SURABAYA, KOMPAS.com - Suasana kota Surabaya pada siang hari terasa sangat panas, aspal jalanan memantulkan panas yang menyengat.
Namun, panasnya Surabaya tak mampu mengendurkan semangat Pak Markan, pemungut sampah jalanan berusia 67 tahun yang tinggal di Gang 6 Lidah Kulon, Lakarsantri, Surabaya.
Meski sudah lanjut usia, ia masih memiliki pribadi yang ramah dan ekspresif.
Dengan senyum sederhana, ia menjalani hari-harinya mendorong gerobak hijau berukuran besar untuk memunguti sampah di area Lidah Wetan, Lidah Kulon, hingga pertigaan Lakarsantri di Jalan Lontar.
Semua itu ia lakukan bukan semata-mata untuk bekerja mencari uang melainkan karena tekadnya menjaga kebersihan lingkungan.

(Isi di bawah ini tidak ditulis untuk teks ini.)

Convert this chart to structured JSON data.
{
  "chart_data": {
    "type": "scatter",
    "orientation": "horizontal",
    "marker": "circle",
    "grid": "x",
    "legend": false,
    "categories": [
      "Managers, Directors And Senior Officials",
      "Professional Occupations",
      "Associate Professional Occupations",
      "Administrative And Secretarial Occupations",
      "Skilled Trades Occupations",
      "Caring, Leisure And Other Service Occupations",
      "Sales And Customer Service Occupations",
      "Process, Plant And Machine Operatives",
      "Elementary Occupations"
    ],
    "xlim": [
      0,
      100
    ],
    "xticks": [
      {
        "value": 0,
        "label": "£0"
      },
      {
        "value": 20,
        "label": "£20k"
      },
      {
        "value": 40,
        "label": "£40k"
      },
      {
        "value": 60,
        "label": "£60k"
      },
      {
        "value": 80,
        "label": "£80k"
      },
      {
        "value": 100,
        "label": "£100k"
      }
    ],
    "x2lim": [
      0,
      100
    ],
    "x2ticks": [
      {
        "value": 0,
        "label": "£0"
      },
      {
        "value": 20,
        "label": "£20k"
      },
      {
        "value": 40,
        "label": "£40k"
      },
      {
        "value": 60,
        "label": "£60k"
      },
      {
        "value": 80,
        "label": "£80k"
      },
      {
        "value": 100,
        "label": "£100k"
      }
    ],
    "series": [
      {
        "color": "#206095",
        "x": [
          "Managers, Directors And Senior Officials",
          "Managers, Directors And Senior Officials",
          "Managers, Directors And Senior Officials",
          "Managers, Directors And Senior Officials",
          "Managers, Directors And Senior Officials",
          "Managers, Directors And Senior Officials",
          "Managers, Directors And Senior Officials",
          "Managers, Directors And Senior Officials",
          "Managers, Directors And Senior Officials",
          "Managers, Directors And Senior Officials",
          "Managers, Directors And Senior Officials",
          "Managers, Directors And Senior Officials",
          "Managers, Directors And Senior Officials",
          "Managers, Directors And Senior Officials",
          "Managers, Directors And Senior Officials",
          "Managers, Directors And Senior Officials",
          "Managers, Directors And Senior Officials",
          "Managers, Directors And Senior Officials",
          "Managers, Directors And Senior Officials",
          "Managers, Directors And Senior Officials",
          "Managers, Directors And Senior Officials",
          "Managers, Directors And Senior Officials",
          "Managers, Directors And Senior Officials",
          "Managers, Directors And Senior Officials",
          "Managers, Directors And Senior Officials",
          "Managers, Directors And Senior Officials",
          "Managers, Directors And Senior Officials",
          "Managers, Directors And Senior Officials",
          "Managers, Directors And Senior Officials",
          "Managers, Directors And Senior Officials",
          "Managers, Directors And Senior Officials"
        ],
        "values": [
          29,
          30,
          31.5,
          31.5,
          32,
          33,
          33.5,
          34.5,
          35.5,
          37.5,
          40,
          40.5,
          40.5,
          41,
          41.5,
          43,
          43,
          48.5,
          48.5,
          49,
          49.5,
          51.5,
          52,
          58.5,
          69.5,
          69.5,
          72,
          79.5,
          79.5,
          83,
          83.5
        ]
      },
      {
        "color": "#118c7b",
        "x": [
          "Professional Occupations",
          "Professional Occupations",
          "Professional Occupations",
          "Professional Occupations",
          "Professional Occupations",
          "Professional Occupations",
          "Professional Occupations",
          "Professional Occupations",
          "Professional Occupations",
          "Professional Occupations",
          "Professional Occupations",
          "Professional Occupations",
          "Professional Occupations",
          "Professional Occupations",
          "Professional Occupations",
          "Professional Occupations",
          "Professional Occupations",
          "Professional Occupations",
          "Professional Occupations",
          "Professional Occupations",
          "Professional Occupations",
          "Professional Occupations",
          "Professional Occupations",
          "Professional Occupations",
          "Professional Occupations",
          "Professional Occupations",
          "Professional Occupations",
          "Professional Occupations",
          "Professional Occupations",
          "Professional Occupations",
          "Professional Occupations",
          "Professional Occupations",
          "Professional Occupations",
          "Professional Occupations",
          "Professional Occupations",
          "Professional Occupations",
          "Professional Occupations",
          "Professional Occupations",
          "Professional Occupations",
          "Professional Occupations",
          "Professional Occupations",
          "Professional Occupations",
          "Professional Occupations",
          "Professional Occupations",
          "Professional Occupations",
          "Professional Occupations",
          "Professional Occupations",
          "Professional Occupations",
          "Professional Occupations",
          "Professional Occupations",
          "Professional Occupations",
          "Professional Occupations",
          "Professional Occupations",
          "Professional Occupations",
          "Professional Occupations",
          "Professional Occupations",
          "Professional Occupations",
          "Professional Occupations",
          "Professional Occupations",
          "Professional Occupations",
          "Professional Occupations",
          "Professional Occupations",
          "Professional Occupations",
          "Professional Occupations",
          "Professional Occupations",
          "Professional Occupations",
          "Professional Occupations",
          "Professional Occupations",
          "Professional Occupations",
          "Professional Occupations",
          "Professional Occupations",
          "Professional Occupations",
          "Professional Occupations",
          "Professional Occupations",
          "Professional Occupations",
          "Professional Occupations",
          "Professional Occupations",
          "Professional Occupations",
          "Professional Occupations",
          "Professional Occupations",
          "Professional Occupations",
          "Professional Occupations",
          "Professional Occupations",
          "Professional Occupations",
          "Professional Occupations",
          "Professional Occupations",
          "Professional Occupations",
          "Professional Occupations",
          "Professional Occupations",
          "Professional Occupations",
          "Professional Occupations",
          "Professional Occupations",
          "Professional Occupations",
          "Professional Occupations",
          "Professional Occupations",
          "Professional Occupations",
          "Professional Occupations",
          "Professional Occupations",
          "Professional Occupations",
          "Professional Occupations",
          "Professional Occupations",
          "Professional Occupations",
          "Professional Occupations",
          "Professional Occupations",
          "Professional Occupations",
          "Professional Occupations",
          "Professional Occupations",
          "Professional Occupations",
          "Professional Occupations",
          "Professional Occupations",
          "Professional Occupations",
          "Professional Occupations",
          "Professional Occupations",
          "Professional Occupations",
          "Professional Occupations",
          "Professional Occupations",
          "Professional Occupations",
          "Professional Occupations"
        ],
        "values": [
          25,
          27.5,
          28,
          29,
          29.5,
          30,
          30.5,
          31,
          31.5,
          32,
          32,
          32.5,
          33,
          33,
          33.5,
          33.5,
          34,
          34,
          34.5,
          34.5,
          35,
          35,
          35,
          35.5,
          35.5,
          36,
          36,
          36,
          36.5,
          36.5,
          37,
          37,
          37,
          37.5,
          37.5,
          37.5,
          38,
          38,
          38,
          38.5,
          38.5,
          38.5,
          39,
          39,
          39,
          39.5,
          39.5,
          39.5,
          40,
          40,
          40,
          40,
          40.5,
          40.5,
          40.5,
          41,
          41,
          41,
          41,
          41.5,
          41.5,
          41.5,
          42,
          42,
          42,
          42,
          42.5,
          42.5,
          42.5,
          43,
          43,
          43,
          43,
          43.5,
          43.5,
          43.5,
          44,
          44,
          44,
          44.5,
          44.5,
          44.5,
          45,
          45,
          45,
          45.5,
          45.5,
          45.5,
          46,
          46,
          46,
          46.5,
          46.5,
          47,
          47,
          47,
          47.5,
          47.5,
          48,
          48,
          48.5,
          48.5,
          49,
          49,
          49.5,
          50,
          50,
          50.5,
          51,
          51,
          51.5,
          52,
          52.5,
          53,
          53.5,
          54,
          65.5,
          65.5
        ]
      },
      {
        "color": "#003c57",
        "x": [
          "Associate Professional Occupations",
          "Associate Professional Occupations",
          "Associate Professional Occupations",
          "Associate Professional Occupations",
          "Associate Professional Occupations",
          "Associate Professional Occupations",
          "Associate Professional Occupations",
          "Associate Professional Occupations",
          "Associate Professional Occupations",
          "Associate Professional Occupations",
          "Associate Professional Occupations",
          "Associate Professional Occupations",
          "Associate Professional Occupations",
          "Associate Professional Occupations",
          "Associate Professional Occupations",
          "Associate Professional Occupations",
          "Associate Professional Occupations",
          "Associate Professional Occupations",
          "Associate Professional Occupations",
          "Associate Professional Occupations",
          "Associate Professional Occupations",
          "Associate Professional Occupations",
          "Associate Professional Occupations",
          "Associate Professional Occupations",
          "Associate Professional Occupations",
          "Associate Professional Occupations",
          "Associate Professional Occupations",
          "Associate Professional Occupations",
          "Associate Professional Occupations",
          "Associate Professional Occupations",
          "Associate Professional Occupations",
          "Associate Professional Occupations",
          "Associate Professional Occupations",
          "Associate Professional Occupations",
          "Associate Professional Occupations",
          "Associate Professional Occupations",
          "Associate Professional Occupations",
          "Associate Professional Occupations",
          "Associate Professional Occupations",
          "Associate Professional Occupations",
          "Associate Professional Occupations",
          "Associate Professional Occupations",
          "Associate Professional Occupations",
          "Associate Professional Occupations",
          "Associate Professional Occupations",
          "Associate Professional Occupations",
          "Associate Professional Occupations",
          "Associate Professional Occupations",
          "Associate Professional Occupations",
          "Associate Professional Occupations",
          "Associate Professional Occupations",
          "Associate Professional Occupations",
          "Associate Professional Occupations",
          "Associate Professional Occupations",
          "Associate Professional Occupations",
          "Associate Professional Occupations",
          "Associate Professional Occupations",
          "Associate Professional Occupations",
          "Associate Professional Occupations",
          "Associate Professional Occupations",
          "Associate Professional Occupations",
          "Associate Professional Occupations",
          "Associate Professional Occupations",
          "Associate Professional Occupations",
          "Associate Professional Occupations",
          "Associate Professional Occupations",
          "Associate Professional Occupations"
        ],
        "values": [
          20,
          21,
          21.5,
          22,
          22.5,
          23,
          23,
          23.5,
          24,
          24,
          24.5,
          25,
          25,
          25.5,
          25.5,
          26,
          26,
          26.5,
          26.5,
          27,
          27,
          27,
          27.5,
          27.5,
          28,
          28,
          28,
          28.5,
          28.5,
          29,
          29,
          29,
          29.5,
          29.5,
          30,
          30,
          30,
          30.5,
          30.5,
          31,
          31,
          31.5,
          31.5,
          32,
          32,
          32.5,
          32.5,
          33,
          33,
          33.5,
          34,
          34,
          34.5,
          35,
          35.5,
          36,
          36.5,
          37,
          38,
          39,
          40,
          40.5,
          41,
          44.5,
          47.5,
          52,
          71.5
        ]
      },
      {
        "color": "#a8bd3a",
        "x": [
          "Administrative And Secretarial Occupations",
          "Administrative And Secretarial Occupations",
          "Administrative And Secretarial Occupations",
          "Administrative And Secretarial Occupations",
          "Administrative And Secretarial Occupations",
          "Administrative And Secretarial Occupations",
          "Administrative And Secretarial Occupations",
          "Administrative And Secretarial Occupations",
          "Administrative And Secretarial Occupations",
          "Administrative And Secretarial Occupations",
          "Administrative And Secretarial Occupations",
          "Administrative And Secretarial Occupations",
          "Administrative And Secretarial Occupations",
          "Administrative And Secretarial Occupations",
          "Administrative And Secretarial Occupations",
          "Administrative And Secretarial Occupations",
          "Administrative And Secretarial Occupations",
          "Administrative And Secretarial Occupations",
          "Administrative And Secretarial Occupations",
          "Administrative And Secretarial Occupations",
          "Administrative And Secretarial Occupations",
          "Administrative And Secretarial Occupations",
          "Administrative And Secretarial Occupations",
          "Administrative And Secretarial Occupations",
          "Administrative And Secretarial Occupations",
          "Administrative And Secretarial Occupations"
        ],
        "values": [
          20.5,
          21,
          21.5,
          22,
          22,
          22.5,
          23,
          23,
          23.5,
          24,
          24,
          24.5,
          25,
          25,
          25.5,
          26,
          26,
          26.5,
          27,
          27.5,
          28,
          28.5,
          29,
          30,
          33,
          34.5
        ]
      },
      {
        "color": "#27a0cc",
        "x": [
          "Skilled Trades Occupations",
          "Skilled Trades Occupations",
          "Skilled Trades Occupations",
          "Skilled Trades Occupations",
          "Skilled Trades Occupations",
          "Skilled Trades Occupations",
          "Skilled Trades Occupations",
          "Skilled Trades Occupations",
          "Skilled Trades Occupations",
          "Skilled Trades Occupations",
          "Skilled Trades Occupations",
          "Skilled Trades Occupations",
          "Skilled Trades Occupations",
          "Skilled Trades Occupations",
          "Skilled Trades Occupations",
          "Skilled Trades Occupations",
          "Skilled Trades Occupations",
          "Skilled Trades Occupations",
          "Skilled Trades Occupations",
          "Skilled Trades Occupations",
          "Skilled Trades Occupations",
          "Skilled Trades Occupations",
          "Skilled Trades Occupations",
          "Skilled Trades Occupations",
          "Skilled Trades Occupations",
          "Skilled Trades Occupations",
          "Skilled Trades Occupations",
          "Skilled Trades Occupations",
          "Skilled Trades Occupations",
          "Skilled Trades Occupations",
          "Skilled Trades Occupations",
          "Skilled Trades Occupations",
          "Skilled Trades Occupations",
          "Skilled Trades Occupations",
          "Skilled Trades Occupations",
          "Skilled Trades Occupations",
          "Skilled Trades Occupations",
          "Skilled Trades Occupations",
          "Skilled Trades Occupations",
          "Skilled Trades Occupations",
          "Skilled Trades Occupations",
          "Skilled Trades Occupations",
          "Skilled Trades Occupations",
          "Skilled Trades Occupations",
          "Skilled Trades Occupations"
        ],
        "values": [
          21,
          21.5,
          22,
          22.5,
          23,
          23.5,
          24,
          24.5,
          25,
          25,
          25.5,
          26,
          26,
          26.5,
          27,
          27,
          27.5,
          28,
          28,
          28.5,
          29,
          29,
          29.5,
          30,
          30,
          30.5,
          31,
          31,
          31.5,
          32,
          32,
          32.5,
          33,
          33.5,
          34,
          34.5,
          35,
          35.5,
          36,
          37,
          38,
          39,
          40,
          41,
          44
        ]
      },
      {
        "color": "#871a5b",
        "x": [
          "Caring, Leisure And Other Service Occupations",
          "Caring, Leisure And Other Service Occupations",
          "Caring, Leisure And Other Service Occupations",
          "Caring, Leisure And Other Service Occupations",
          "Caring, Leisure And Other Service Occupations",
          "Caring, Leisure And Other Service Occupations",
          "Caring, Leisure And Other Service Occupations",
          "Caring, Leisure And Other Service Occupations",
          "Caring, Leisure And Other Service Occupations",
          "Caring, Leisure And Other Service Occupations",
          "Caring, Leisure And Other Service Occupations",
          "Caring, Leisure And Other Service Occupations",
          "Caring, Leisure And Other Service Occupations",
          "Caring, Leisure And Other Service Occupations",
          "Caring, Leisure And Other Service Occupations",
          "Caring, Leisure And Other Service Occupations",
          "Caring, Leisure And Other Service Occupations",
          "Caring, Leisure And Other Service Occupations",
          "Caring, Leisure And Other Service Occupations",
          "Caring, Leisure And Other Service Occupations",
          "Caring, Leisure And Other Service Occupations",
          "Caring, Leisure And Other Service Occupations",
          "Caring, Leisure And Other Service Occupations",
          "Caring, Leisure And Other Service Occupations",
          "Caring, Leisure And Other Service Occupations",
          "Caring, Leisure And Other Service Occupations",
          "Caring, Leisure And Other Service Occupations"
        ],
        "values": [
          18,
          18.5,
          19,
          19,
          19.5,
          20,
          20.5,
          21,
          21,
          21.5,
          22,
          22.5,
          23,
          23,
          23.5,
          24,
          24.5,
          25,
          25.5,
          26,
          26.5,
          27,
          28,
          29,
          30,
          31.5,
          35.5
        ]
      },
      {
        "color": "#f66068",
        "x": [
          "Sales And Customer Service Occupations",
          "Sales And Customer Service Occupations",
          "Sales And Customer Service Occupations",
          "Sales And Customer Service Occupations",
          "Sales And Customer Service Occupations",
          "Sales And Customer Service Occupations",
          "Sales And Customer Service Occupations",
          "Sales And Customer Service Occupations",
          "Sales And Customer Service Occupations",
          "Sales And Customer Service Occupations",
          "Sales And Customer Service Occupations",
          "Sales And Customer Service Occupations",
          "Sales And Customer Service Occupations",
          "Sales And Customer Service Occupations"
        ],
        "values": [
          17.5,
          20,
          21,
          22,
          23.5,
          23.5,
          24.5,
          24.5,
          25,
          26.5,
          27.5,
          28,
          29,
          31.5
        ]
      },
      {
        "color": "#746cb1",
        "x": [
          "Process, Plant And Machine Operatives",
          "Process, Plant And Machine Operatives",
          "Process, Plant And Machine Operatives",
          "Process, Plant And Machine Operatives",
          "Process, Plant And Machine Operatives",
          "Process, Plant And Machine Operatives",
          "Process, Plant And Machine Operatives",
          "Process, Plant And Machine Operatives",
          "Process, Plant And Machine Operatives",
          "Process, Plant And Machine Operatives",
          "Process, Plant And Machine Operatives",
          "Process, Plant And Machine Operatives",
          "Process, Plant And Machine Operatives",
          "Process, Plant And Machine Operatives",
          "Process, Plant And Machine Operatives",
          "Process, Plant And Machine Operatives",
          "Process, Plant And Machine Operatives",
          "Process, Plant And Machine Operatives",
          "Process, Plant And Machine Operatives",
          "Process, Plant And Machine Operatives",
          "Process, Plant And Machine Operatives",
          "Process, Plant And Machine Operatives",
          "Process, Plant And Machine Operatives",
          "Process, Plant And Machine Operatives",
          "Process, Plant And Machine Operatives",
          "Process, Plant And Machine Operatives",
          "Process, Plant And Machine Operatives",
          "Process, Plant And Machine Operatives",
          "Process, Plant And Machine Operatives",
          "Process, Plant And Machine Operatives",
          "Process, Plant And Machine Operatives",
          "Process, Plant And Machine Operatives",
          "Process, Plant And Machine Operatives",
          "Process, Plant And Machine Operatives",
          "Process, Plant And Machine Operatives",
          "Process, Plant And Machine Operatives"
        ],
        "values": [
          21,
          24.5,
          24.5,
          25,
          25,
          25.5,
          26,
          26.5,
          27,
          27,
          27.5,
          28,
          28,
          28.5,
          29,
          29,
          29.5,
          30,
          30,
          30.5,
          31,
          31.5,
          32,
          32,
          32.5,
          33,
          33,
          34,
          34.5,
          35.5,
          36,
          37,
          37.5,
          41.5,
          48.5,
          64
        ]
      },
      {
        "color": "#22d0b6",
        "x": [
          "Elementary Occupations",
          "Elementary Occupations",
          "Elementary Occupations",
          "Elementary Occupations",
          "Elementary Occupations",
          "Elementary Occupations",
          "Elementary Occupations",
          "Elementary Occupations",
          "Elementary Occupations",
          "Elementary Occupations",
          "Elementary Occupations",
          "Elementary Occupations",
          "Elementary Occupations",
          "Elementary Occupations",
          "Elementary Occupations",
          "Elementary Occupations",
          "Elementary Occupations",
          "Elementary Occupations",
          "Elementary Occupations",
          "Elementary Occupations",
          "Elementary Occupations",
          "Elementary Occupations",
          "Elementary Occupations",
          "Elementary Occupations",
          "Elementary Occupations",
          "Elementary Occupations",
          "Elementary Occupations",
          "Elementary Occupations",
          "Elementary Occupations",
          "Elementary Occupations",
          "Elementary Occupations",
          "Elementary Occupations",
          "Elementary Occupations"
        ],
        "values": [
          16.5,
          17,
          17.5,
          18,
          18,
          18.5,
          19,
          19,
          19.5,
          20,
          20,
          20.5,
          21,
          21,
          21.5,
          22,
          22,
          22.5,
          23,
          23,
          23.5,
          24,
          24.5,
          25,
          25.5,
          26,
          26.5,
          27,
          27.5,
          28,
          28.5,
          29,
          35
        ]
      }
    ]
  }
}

Baca juga: Kisah Ibu Kepsek Nurfitriah, Tempuh Perjalanan 60 Km ke Sekolah hingga Jualan Online
Sampah-sampah yang ia punguti selalu ia pilah dengan telaten.
“Biasanya saya pisah, kalau sampah basah ya saya masukin ke karung putih yang isinya full sampah basah, kalau sampah yang bisa didaur ulang, kayak plastik, saya masukin ke karung yang isinya khusus daur ulang."
"Ya seperti itu, lalu saya masukin ke gerobak, terus lanjut pindah tempat,” ucapnya sambil menghela napas.
Sesekali, Pak Markan juga menemukan benda yang masih layak pakai.
“Kadang saya nemuin barang yang masih bagus, kayak tas atau kaos. Memang kotor, kan dapatnya dari tong sampah, tapi bisa dicuci, jadi kan masih bisa dipakai lagi,” katanya sembari tangannya bergerak memperagakan.
Pak Markan sedang beristirahat di pinggir jalan Gang 1 Lidah Wetan sambil berteduh dan berbincang dengan warga sekitar yang memberikannya minuman dan kopi hitam.Rutinitasnya dimulai sejak pagi pukul tujuh. Ia berkeliling dari gang-gang kecil di sekitar rumahnya, lalu berlanjut ke pertigaan Lakarsantri di Jalan Lontar saat menjelang siang.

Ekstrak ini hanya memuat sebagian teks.